A ONE-minute silence was held before a football match in memory of a 14-year-old Sheffield girl who died after inhaling fumes from an aerosol can.
Bethany Adcock played for Sheffield United Community Ladies FC’s under-15s team.
Her team’s game was postponed at the weekend but the club’s first team played and dedicated the game to the Meadowhead School pupil.
During the one-minute silence, they had a framed photo of Bethany and her team-mates with them.
Club spokesman Dave Smith said: “Everyone at Sheffield United Community LFC was deeply shocked and saddened to learn of the death of Bethany Kate Adcock, one of the club’s bright and cheerful junior players.
“United dedicated their first team’s County Cup tie on Sunday to her. A minute’s silence was observed prior to kick-off. Bethany’s team, the under-15s, had understandably postponed their Saturday fixture.
“Fittingly, the first team recorded a new record margin of victory for that team, beating Brampton Rovers AFC 14-0.
“Sadly this isn’t the first time this year United Community LFC have been in mourning over the loss of a young player. In May, Naomi Smith from the under-16s tragically lost her brave fight against leukaemia.
“United wish to express their sincere condolences to Bethany’s family, friends and United team-mates at this very difficult time.”
Bethany collapsed at home in Greenhill and was pronounced dead at Sheffield Children’s Hospital a short time later.

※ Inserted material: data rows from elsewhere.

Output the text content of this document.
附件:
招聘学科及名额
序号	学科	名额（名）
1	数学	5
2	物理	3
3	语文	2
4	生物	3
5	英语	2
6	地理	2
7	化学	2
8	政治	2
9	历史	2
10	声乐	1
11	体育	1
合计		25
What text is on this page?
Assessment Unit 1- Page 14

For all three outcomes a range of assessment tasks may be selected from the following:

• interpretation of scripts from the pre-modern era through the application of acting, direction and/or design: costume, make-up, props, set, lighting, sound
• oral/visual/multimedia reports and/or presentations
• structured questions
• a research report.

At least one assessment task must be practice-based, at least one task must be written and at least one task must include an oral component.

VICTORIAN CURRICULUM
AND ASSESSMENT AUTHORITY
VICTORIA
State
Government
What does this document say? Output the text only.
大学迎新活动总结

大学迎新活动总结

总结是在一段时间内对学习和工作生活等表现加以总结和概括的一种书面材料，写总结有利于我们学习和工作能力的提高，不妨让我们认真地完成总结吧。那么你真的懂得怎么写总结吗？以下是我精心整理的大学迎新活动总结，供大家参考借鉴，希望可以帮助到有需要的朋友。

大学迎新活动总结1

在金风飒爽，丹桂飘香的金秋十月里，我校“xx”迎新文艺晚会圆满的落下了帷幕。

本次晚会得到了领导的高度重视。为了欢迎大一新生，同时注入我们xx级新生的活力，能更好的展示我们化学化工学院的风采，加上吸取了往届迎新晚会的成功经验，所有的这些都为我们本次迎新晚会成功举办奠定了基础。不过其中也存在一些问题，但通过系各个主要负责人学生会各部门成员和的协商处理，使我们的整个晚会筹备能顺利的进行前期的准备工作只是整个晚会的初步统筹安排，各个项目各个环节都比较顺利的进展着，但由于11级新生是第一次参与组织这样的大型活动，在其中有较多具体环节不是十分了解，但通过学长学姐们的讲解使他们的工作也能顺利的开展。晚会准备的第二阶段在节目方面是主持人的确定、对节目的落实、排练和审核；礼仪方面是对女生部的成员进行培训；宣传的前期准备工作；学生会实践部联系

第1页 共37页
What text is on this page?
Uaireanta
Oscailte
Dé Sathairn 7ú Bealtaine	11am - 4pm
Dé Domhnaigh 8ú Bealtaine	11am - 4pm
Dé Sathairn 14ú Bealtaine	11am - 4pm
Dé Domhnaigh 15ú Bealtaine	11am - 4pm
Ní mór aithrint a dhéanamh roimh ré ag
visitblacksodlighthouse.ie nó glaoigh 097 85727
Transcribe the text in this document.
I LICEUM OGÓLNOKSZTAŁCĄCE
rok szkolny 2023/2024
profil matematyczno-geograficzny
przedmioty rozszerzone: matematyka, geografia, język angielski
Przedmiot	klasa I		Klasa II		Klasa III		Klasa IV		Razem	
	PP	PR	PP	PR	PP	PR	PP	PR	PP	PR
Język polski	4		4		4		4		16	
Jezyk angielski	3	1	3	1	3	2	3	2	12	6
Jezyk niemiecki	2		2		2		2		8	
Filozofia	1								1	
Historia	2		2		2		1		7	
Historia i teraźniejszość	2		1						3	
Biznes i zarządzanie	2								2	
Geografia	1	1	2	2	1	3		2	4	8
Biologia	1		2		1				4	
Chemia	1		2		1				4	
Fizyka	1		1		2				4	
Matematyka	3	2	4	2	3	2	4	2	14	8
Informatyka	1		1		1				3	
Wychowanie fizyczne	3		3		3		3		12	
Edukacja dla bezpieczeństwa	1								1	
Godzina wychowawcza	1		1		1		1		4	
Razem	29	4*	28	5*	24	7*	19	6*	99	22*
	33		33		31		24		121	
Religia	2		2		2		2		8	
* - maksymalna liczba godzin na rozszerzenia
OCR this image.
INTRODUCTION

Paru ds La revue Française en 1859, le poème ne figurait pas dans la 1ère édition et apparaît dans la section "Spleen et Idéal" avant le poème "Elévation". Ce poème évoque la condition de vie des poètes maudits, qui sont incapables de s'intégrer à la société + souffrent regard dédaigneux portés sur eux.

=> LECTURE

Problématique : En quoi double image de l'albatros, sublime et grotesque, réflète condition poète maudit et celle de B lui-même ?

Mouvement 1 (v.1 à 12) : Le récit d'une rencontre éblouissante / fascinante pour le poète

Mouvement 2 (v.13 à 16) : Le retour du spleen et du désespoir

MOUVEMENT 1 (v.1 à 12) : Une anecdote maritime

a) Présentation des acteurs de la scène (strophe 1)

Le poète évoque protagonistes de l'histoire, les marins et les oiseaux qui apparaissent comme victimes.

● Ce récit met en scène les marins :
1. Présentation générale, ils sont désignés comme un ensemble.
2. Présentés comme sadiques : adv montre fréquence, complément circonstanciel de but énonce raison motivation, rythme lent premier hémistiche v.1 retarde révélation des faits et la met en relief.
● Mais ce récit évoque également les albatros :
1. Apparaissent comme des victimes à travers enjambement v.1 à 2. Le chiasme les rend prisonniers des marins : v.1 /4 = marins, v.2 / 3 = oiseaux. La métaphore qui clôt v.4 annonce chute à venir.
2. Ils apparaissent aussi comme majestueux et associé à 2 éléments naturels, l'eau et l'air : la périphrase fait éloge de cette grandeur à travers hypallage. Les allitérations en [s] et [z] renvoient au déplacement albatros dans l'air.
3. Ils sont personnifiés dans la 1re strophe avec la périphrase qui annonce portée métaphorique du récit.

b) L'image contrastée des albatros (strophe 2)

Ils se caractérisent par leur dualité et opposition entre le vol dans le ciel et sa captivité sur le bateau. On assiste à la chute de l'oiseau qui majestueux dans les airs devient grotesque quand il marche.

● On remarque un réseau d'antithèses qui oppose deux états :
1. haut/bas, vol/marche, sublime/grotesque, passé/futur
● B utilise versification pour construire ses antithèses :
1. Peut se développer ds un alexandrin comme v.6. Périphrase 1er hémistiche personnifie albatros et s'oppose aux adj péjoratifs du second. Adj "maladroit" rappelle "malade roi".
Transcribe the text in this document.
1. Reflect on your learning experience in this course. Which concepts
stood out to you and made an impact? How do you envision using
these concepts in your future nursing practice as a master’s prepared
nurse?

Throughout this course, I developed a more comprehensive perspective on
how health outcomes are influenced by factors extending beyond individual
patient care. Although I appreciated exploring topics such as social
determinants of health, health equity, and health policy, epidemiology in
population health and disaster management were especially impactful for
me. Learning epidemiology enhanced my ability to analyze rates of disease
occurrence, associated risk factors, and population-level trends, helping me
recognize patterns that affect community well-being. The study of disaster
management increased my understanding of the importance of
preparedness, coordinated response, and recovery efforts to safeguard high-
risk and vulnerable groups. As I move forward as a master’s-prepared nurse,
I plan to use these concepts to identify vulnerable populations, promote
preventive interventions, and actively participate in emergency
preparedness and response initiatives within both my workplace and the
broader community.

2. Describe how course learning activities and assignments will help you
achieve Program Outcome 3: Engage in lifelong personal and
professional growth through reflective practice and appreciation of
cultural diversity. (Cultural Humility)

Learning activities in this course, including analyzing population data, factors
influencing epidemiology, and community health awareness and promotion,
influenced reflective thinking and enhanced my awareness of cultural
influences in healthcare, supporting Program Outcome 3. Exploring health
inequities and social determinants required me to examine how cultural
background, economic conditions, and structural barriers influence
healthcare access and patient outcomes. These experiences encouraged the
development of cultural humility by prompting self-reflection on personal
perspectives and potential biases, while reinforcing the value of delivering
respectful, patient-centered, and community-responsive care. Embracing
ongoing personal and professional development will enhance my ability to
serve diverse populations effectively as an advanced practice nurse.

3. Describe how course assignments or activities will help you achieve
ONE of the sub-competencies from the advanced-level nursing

Her friends released hundreds of Chinese lanterns last weekend as a tribute to her and scores of bouquets have been laid at her school.
Tributes are being left on a Facebook site. One said: “I and many others will miss you dearly. You were a lovely, amazing, beautiful, funny girl and will always be in our hearts. You will never be forgotten. Sleep tight precious angel.”
South Yorkshire Police are carrying out inquiries on behalf of the coroner but the death is not being treated as suspicious.
Meanwhile, health service managers have warned about the dangers of inhaling aerosol fumes.
Dr Richard Oliver, Sheffield GP and joint clinical director of NHS Sheffield, said: “Solvent abuse can cause as many deaths as ecstasy.
“We hear of people inhaling solvents because it can produce the feelings of alcohol intoxication but the changes can come on more rapidly and can cause heart rhythm changes which can be fatal.
“From a health perspective we would urge people not to do this and to help change your behaviour we would advise you to book an appointment with your local GP.”